A potential source of bias is data leakage arising from the frame-wise splitting approach, despite the aforementioned mitigation strategies (sequence-level partitioning and a withheld test set). Some residual dependence between frames cannot be ruled out.
Future studies should increase patient numbers to better reflect biological variability. Including multiple examiners would also account for individual examination styles and endoscopic techniques, again improving dataset variability and realism. Additionally multi-equipment datasets should be included to improve external validity.
Class imbalance in training data is a common issue in deep learning, particularly for classification tasks. CNNs tend to predict majority classes (more frequently represented) better than minority classes. This was evident in the study, where the feature ‘loss of vascular pattern’ (1246 labelled images) was predicted more accurately than ‘mucous exudate’ (643 labelled images). Future studies should increase the number of pouchoscopies to balance the dataset. Additionally, using a different pouchitis score, such as the Monash score (with higher intra-rater reliability), may help improve dataset balance, though further validation is needed before routine implementation.

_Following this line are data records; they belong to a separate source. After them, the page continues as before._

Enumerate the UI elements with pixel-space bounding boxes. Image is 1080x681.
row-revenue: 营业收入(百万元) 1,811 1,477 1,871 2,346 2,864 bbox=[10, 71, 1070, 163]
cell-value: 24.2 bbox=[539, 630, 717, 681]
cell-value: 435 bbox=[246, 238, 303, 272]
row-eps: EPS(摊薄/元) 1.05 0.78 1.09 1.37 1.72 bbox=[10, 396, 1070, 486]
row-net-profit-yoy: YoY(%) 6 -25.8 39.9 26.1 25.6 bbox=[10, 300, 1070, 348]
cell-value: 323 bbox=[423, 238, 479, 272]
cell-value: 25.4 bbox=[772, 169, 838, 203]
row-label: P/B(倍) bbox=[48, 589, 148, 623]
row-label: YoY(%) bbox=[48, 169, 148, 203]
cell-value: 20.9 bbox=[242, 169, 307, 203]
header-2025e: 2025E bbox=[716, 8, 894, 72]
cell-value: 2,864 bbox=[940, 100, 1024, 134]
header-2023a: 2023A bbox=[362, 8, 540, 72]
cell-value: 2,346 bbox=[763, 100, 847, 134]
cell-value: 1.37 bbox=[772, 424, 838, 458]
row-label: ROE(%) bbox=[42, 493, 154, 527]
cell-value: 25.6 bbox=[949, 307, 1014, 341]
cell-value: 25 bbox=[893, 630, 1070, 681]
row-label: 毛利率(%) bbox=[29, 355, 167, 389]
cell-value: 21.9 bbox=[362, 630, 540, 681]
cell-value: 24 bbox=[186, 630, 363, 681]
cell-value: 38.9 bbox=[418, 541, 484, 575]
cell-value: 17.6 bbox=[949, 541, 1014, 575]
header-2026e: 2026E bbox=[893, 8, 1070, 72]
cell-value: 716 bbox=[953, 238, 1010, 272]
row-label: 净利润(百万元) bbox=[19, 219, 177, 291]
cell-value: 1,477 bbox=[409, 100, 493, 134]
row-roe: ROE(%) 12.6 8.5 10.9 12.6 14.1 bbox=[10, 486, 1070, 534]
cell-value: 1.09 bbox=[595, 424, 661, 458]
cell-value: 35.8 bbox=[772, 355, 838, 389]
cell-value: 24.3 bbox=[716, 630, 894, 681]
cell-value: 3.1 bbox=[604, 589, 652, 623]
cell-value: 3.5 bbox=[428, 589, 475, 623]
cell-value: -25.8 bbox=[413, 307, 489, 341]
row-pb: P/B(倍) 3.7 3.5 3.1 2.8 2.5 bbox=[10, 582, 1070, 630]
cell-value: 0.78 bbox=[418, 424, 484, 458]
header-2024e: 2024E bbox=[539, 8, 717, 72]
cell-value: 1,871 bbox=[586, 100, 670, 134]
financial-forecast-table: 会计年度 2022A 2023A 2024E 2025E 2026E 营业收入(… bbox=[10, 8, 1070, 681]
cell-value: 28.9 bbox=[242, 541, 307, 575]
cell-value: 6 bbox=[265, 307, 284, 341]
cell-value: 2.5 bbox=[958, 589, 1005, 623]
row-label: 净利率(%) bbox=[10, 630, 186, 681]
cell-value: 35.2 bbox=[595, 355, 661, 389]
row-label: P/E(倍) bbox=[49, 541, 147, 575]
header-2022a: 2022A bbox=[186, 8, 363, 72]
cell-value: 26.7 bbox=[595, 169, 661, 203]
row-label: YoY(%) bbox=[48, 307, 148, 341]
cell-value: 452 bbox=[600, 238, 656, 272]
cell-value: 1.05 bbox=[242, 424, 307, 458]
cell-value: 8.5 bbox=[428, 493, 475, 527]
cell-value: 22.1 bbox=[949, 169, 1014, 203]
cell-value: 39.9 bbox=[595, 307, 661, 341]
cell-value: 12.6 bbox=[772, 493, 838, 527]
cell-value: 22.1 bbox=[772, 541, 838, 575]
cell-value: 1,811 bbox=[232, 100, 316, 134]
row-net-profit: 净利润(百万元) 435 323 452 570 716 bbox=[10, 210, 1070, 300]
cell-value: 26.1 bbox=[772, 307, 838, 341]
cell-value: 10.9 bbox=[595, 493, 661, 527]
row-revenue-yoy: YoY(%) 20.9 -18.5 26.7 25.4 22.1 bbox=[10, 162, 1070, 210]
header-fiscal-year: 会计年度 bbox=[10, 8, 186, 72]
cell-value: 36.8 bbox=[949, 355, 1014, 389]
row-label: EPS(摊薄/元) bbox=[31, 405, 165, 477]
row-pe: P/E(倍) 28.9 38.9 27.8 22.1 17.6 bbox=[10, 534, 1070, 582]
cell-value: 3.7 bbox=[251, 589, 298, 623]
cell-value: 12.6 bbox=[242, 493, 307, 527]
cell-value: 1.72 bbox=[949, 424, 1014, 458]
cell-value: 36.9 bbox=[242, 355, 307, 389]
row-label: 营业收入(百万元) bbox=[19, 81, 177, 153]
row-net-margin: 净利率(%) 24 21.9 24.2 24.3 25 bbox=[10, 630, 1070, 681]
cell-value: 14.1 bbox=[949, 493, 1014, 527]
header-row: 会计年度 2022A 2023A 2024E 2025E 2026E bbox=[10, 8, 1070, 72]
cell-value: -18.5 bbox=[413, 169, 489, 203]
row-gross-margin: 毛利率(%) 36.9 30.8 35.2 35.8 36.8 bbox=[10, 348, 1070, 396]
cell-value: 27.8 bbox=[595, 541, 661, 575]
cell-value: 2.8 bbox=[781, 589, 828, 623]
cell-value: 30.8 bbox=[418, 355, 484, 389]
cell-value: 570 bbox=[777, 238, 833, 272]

Another limitation of this study is the absence of a direct benchmark against human expert performance. Although the dataset was labelled by two experienced physicians following standardized procedures, we did not formally compare network performance with independent human diagnostic accuracy. Such direct comparison would be essential to determine whether AI-based approaches can complement clinical decision making and would provide more context for interpreting the observed performance metrics. Future studies should therefore integrate systematic comparisons with expert endoscopists to more accurately evaluate the potential clinical utility of CNNs in pouchitis diagnostics.
Lastly, an integrated-network architecture for image classification was chosen. This design does not explicitly train the network to recognize the ‘healthy’ class, which is a diagnosis of exclusion, potentially reducing specificity. It is likely that training the network to specifically detect each main class, including its associated features, would yield better results. However, this would require extensive training and computational resources. The architecture used in our study was chosen as a compromise to save computational resources and avoid classification conflicts, acknowledging that this choice could limit network performance.
In conclusion, this feasibility study, despite its limitations, was able to demonstrate that artificial neural networks can be used to develop an image recognition program, capable of detecting endoscopic features of pouchitis with reasonable results. However, our results underline that AI performance in this context remains below human expert level. The present work should therefore be seen as a proof of concept and not as evidence that AI is ready for clinical use in the context of pouchitis diagnostics. Further research with larger, multicentre, multi-equipment datasets, direct comparison with expert endoscopists and a reliable pouchitis scoring system is required to achieve a significant improvement in the performance.